Mês: janeiro 2012



Mulher e política

Hoje – 29 de janeiro – será beatificada na catedral de Santo Estêvão, em Viena, Hildegard Burjan (1883-1933). “Para toda a Áustria e o mundo, Hildegard Burjan é uma figura impressionante, uma mulher que deve ser destacada”, disse o cardeal arcebispo de Viena. A nova beata nasceu em 30 de janeiro de 1883, em Görlitz, uma cidade às margens do rio Neisse, dividida em 1945 em duas partes, na fronteira germano-polaca. É a segunda filha da família judia Freund. Desde jovem, Hildegard se distingue pela abertura aos problemas sociais e pelo espírito livre.

É uma das primeiras mulheres a frequentar a universidade e a primeira a ocupar um assento no parlamento austríaco. Concluiu de forma brilhante os estudos de Filosofia em Zurique, na Suíça, com um doutorado summa cum laude. Após seu casamento, em 1907, com Alexander Burjan, ela se mudou com o marido para Berlim, e depois, em 1909, para a capital austríaca.
Em Viena, Hildegard encontrou grandes contradições sociais. Em vez de fechar os olhos para a miséria, ela começou a se envolver num sério trabalho social, como observadora atenta e crítica da situação intolerável.

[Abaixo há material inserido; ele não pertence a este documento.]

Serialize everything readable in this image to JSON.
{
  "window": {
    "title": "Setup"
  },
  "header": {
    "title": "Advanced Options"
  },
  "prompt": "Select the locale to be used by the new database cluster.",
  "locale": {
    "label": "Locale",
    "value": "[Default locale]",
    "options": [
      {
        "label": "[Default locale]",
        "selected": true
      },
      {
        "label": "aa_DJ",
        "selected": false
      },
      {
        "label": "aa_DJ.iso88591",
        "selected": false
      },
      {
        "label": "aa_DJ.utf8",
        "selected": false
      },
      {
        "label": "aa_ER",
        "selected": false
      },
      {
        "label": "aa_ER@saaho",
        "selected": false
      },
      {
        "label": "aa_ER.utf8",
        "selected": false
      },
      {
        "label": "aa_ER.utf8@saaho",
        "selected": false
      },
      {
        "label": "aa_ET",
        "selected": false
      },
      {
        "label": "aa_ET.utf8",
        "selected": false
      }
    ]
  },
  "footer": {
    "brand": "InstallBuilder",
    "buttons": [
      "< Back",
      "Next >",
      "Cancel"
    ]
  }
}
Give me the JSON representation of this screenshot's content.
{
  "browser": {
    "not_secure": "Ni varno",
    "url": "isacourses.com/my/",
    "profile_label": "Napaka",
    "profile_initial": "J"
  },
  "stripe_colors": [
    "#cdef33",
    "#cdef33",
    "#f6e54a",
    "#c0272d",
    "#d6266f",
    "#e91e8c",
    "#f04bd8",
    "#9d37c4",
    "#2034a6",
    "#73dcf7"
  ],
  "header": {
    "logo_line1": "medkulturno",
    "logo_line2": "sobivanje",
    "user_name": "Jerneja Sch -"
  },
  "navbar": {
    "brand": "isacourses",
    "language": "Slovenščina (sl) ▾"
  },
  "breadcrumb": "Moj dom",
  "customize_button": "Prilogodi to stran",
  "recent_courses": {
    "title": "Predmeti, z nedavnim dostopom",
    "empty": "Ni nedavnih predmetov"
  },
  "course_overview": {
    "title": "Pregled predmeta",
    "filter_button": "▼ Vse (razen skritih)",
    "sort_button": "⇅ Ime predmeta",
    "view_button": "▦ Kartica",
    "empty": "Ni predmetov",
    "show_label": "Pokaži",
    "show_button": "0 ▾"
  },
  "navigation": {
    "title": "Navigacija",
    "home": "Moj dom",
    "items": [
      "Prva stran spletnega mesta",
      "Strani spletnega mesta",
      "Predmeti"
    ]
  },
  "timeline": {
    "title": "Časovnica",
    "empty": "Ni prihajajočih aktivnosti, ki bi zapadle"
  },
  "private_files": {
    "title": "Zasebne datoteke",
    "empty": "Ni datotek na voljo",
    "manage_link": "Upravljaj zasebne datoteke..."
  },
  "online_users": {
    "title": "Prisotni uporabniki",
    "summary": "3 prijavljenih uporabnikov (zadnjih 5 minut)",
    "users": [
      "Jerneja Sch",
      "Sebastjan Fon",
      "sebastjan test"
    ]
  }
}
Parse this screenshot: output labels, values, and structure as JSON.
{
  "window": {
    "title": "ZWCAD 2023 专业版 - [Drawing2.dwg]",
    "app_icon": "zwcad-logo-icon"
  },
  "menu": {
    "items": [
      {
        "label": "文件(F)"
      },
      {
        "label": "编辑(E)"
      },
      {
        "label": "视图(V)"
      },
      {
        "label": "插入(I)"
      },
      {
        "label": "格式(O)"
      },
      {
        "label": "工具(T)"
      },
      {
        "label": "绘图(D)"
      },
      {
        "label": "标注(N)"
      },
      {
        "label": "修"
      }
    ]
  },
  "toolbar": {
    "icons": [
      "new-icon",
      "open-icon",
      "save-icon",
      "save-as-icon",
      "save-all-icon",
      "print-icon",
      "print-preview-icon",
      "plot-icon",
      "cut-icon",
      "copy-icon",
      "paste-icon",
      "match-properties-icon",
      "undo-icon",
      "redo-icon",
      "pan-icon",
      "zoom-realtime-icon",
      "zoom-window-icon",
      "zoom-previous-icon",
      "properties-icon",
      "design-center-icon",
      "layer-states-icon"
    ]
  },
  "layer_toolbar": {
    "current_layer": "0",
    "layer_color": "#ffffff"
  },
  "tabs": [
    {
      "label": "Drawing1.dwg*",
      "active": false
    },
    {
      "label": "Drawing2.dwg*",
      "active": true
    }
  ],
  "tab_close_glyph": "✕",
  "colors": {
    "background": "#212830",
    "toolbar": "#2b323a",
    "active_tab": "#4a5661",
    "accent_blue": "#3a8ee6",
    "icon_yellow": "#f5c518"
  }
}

Hildegard se juntou a um grupo de mulheres que lutavam pela implementação das ideias formuladas pelo papa Leão XIII em sua encíclica social Rerum Novarum (1891). O compromisso de Hildegard Burjan era profundamente marcado pela fé católica, à qual ela se converteu em 1909, após uma doença grave.

Para o desenvolvimento interior do homem, ela considerava indispensável a liberdade interior e a formação da personalidade. Tinha a convicção de que uma verdadeira assistência social consiste em ajudar os outros a se ajudarem. Para Hildegard, a dignidade do homem estava sempre acima de tudo.

Em 1912, ela fundou a Associação das Trabalhadoras Cristãs Domésticas, e em 1918, reuniu todas as organizações de mulheres operárias na Associação Assistência Social. Também ajudou os famintos de Erzgebirge (região montanhosa de mineração) com uma coleta de alimentos e criou, na região dos Sudetos, uma rede de apoio familiar.

Fiel ao princípio de que a ação social pede a combinação de compromisso privado e político, a Sra. Burjan se lançou na atividade política em 1918, ano do fim da I Guerra Mundial e do colapso do Império Austro-Húngaro. Seu objetivo era alterar permanentemente as estruturas sociais. Sua sensibilidade para com as questões econômicas e sociais do seu tempo era impressionante. O compromisso político da nova beata era focado nas questões sociais.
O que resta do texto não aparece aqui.